Abstract

A molecule 1 (IY-IY-PDT) was designed to contain a fragment (IY-IY) that targets the TrkC receptor and a photosensitizer that acts as an agent for photodynamic therapy (PDT). Molecule 1 had submicromolar photocytotoxicities to cells that were engineered to stably express TrkC (NIH3T3-TrkC) or that naturally express high levels of TrkC (SY5Y neuroblastoma lines). Control experiments showed that 1 is not cytotoxic in the dark and has significantly less photocytotoxicity toward cells that do not express TrkC (NIH3T3-WT). Other controls featuring a similar agent 2 (YI-YI-PDT), which is identical and isomeric with 1 except that the targeting region is scrambled (a YI-YI motif, see text), showed that 1 is considerably more photocytotoxic than 2 on TrkC(+) cells.
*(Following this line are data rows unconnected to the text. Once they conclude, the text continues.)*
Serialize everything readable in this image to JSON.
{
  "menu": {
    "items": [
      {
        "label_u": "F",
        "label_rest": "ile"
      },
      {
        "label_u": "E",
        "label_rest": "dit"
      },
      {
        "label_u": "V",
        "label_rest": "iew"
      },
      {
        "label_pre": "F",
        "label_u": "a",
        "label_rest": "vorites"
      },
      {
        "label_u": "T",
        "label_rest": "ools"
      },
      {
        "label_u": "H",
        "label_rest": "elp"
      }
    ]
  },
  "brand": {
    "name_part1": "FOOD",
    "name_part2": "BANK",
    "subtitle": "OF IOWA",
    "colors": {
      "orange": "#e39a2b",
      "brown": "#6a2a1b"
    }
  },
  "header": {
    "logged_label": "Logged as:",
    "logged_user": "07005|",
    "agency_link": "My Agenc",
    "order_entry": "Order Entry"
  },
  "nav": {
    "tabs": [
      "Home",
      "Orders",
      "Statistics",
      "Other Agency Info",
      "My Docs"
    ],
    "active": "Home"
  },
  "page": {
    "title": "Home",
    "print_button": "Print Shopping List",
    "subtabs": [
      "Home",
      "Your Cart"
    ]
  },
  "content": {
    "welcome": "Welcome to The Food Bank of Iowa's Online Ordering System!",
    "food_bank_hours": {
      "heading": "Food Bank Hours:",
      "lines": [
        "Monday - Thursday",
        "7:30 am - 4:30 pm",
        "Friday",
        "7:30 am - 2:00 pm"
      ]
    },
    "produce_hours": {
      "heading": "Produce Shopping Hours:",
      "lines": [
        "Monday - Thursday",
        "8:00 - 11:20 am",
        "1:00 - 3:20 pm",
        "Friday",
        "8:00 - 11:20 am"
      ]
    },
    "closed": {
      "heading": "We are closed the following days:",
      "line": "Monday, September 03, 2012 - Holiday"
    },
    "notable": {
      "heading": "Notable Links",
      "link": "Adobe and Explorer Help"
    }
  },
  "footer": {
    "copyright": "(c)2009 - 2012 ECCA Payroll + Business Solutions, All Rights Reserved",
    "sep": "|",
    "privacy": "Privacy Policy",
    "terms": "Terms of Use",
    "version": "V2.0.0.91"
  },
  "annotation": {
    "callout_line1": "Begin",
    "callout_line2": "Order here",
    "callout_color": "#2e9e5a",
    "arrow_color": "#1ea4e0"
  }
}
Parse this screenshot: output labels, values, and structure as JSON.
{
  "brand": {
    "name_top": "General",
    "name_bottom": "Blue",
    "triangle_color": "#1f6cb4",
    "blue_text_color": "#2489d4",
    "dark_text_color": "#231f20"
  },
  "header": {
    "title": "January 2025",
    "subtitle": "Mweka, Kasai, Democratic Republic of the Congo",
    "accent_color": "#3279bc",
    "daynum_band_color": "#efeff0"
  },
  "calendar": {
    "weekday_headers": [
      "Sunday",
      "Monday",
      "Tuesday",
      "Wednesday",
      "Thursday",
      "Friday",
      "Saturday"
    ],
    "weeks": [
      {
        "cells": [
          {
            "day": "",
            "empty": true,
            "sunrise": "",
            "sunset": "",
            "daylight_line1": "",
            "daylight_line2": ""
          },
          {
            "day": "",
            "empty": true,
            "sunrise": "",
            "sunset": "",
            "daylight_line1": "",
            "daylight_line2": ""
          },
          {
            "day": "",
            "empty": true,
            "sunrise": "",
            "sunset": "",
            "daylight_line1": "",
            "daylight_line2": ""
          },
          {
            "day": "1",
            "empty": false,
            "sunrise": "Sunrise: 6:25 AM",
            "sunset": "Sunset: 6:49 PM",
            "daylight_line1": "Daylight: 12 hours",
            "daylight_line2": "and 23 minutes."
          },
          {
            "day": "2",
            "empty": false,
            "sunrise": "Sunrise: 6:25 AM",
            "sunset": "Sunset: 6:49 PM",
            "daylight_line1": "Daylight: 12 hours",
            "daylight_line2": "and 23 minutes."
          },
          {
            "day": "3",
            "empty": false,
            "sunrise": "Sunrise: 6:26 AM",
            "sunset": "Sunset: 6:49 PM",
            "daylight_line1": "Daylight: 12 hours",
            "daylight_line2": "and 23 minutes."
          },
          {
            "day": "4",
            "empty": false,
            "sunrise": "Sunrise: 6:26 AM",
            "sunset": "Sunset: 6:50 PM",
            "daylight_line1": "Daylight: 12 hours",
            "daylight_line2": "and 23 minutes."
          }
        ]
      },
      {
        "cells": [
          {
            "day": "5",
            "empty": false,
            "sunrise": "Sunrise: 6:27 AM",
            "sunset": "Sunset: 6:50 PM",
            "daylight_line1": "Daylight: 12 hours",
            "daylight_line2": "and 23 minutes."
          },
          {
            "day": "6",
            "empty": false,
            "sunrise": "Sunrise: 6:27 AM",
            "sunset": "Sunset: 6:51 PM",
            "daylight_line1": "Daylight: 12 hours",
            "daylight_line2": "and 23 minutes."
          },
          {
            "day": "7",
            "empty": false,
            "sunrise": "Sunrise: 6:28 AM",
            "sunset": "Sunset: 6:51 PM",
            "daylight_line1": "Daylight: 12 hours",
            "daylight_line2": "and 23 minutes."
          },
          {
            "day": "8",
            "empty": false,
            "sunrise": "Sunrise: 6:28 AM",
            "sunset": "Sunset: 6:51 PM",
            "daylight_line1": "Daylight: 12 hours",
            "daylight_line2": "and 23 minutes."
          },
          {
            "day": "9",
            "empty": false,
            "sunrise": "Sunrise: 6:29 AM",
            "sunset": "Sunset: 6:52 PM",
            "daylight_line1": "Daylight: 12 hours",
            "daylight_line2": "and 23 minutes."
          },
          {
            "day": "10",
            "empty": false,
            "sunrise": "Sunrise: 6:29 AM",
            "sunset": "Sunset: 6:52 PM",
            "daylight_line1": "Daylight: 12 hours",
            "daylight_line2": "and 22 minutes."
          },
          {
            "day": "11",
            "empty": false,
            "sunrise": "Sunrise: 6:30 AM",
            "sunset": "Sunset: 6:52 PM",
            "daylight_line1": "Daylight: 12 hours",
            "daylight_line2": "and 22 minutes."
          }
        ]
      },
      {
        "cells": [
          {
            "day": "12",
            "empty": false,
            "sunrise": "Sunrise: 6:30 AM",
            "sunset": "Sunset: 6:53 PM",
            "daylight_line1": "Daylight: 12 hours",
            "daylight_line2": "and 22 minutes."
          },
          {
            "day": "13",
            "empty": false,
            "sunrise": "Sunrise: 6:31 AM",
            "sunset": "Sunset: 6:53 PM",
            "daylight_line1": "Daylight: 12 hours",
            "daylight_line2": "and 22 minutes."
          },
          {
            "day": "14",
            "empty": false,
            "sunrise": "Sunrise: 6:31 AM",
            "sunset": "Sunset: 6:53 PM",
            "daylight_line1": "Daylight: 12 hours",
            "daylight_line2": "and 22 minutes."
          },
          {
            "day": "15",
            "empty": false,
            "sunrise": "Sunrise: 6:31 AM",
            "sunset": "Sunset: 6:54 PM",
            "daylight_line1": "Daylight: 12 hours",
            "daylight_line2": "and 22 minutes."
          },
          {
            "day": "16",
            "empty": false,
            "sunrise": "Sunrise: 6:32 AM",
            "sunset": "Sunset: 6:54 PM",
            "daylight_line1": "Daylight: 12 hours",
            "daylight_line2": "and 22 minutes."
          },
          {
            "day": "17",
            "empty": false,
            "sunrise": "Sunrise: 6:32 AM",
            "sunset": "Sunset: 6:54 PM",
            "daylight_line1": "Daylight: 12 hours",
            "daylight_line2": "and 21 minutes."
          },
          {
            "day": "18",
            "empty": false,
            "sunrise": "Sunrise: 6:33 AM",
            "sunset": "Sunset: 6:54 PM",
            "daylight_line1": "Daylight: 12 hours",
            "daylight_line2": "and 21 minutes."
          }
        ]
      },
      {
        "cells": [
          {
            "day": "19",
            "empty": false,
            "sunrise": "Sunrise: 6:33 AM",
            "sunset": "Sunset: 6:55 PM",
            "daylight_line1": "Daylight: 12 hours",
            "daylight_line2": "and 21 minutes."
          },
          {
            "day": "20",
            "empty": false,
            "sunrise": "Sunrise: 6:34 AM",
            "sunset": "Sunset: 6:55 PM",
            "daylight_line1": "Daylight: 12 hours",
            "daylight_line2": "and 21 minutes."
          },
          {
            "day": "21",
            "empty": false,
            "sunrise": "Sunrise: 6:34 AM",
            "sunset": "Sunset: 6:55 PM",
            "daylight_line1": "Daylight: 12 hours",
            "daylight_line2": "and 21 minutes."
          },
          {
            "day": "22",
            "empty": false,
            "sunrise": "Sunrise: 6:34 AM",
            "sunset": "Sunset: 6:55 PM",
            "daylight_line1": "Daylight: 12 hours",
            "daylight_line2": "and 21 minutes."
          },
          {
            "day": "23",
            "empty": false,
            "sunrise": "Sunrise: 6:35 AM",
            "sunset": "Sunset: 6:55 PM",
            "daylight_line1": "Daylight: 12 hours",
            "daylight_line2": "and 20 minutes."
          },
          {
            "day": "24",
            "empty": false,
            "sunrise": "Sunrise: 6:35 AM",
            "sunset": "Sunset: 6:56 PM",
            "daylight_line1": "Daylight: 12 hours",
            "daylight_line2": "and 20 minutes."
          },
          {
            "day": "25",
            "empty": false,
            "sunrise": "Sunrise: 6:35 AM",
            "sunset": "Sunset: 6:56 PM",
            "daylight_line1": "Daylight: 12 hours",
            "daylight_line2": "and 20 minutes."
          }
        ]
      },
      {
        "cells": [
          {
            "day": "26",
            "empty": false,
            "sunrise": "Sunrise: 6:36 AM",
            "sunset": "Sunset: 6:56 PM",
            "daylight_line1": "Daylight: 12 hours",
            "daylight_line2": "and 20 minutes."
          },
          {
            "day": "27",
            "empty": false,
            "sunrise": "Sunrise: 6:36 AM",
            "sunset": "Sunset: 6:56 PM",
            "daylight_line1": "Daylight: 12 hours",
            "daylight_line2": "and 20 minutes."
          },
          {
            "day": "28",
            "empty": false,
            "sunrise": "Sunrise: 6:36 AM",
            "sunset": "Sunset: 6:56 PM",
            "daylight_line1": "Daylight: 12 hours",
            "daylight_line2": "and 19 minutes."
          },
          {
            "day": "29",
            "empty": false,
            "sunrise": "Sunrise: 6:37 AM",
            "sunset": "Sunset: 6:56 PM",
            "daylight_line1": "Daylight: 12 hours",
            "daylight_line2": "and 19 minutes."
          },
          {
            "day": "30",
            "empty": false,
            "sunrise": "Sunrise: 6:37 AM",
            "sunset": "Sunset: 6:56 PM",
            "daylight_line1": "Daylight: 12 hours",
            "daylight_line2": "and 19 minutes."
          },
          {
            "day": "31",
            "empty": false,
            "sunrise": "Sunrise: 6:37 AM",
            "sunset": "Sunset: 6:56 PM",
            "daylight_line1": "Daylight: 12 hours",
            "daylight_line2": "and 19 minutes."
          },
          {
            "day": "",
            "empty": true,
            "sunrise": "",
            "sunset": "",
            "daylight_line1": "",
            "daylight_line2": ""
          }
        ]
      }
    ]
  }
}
Imaging live TrkC(+) cells after treatment with a fluorescent agent 1 (IY-IY-PDT) proved that 1 permeates into TrkC(+) cells and is localized in the lysosomes. This observation indirectly indicates that agent 1 enters the cells via the TrkC receptor. Consistent with this, the dose-dependent PDT effects of 1 can be competitively reduced by the natural TrkC ligand, neurotrophin NT3.